Invece non è andata così e i pezzi li stiamo rimettendo insieme soltanto adesso. Se si guarda alle prospettive future, la pandemia sembrava aver prodotto un cambiamento di approccio: sostegno alla domanda e ai redditi, allagamento della platea della cassa integrazione, primi segnali di una vera discontinuità rispetto alle politiche degli ultimi vent’anni. Ne sono nati il Piano nazionale di ripresa e resilienza, il Next Generation Eu, lo strumento di rilancio dell’economia europea dopo il tonfo da Covid-19, il rivitalizzarsi di un dibattito su questi temi.
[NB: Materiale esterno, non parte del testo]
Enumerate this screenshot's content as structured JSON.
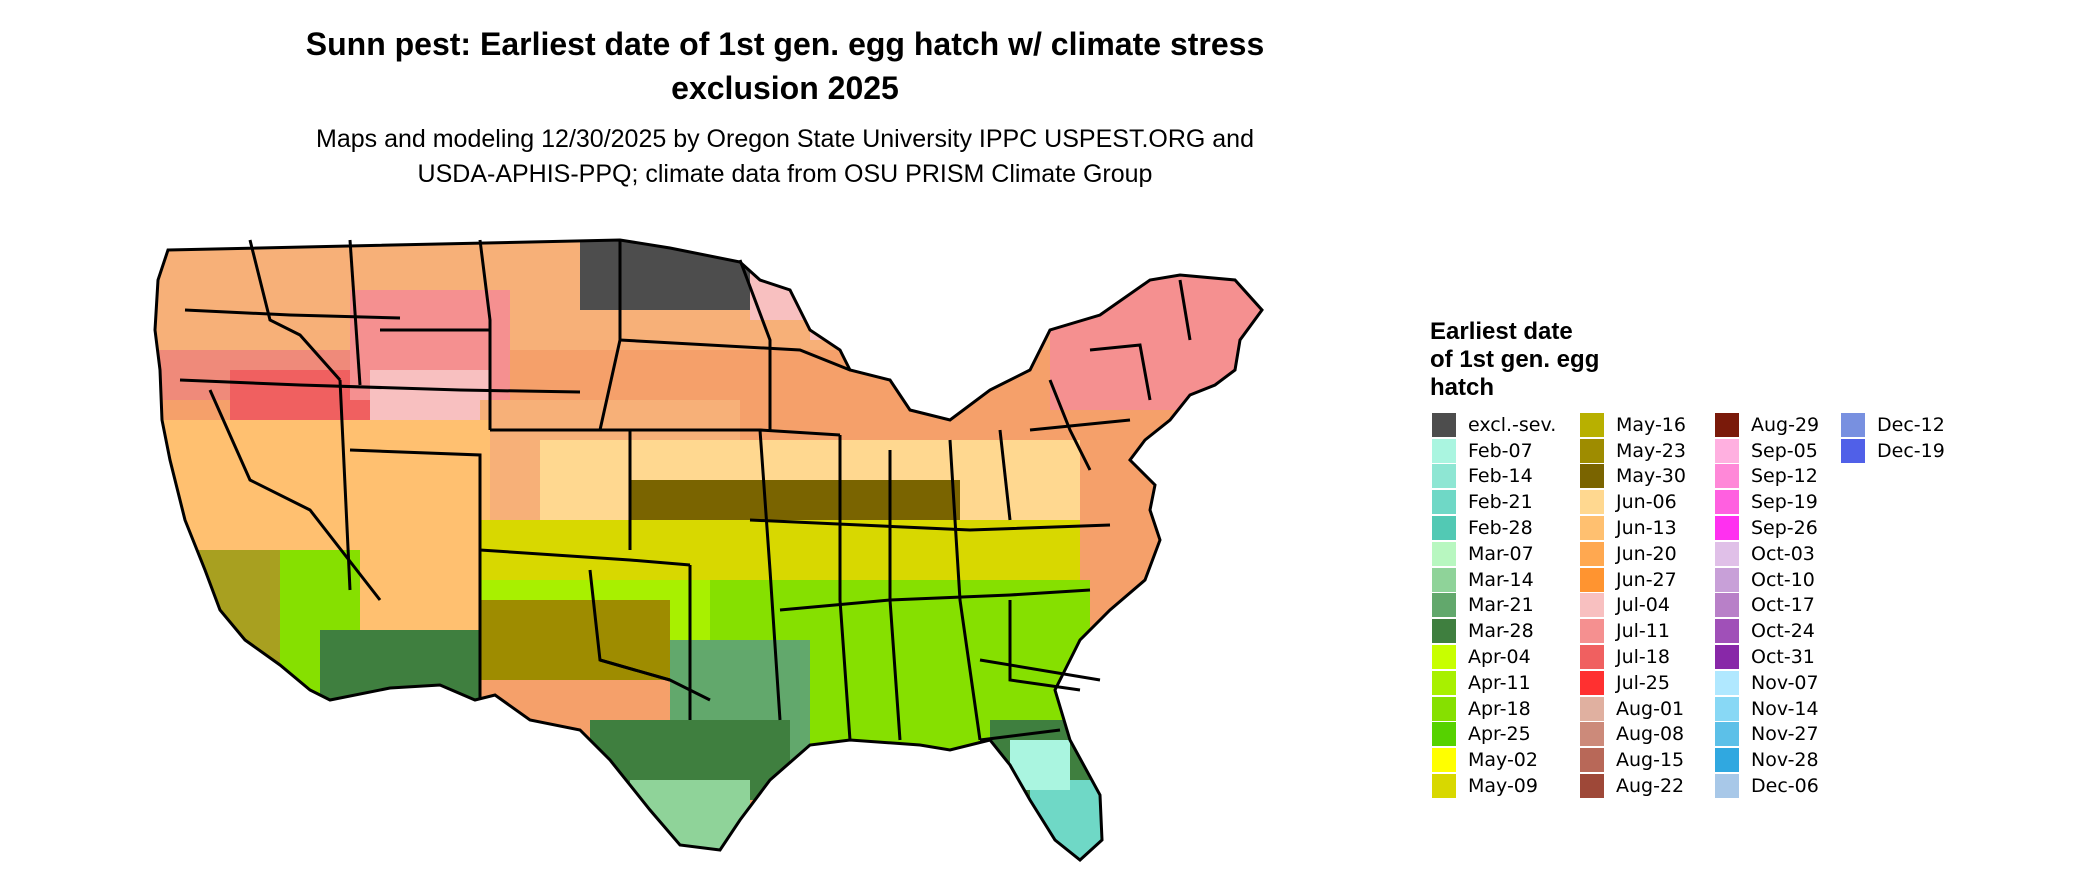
{
  "title_line1": "Sunn pest: Earliest date of 1st gen. egg hatch w/ climate stress",
  "title_line2": "exclusion 2025",
  "subtitle_line1": "Maps and modeling 12/30/2025 by Oregon State University IPPC USPEST.ORG and",
  "subtitle_line2": "USDA-APHIS-PPQ; climate data from OSU PRISM Climate Group",
  "legend": {
    "title_line1": "Earliest date",
    "title_line2": "of 1st gen. egg",
    "title_line3": "hatch",
    "columns": [
      [
        {
          "label": "excl.-sev.",
          "color": "#4d4d4d"
        },
        {
          "label": "Feb-07",
          "color": "#aaf5e0"
        },
        {
          "label": "Feb-14",
          "color": "#8ee6d3"
        },
        {
          "label": "Feb-21",
          "color": "#6fd8c6"
        },
        {
          "label": "Feb-28",
          "color": "#52c9b4"
        },
        {
          "label": "Mar-07",
          "color": "#b8f7c0"
        },
        {
          "label": "Mar-14",
          "color": "#8fd399"
        },
        {
          "label": "Mar-21",
          "color": "#62a86c"
        },
        {
          "label": "Mar-28",
          "color": "#3f7f3f"
        },
        {
          "label": "Apr-04",
          "color": "#c8ff00"
        },
        {
          "label": "Apr-11",
          "color": "#a8f000"
        },
        {
          "label": "Apr-18",
          "color": "#86e000"
        },
        {
          "label": "Apr-25",
          "color": "#56d200"
        },
        {
          "label": "May-02",
          "color": "#ffff00"
        },
        {
          "label": "May-09",
          "color": "#d8d800"
        }
      ],
      [
        {
          "label": "May-16",
          "color": "#b8b000"
        },
        {
          "label": "May-23",
          "color": "#9e8c00"
        },
        {
          "label": "May-30",
          "color": "#7a6400"
        },
        {
          "label": "Jun-06",
          "color": "#ffd890"
        },
        {
          "label": "Jun-13",
          "color": "#ffc070"
        },
        {
          "label": "Jun-20",
          "color": "#ffa850"
        },
        {
          "label": "Jun-27",
          "color": "#ff9430"
        },
        {
          "label": "Jul-04",
          "color": "#f8c0c0"
        },
        {
          "label": "Jul-11",
          "color": "#f59090"
        },
        {
          "label": "Jul-18",
          "color": "#f06060"
        },
        {
          "label": "Jul-25",
          "color": "#ff3030"
        },
        {
          "label": "Aug-01",
          "color": "#e0b0a0"
        },
        {
          "label": "Aug-08",
          "color": "#cc8a7a"
        },
        {
          "label": "Aug-15",
          "color": "#b86858"
        },
        {
          "label": "Aug-22",
          "color": "#9e4838"
        }
      ],
      [
        {
          "label": "Aug-29",
          "color": "#7a1a0a"
        },
        {
          "label": "Sep-05",
          "color": "#ffb0e0"
        },
        {
          "label": "Sep-12",
          "color": "#ff88d8"
        },
        {
          "label": "Sep-19",
          "color": "#ff60e0"
        },
        {
          "label": "Sep-26",
          "color": "#ff30f0"
        },
        {
          "label": "Oct-03",
          "color": "#e0c0e8"
        },
        {
          "label": "Oct-10",
          "color": "#c8a0d8"
        },
        {
          "label": "Oct-17",
          "color": "#b880c8"
        },
        {
          "label": "Oct-24",
          "color": "#a050b8"
        },
        {
          "label": "Oct-31",
          "color": "#8828a8"
        },
        {
          "label": "Nov-07",
          "color": "#b0e8ff"
        },
        {
          "label": "Nov-14",
          "color": "#88d8f5"
        },
        {
          "label": "Nov-27",
          "color": "#5cc0e8"
        },
        {
          "label": "Nov-28",
          "color": "#30a8e0"
        },
        {
          "label": "Dec-06",
          "color": "#a8c8e8"
        }
      ],
      [
        {
          "label": "Dec-12",
          "color": "#7890e0"
        },
        {
          "label": "Dec-19",
          "color": "#5060e8"
        }
      ]
    ]
  }
}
“Con il Pnrr per la prima volta si è tornati a parlare di politica industriale, si è immaginato un lungo periodo e quindi la necessità di pianificare – conclude Guarascio -, ma è pieno di limiti, di idee sbagliate: si fa poco per rafforzare l’economia e garantire la crescita di nuove imprese, il rischio è che si costruiscano cattedrali nel deserto o scatole che si riempiono con occupazione precaria. Mentre sul fronte delle politiche del lavoro, dei redditi e del welfare c’è bisogno di una rivoluzione copernicana, inquadrata all’interno di un più generale cambio di paradigma circa il modello di crescita e l’impianto di politica economica europeo, il ruolo dello Stato, l’investimento su occupazioni stabili e ben pagate. Infine, risolvere le disuguaglianze prima che si generino, con un rafforzamento del sistema degli ammortizzatori e un potenziamento del sostegno alla domanda”.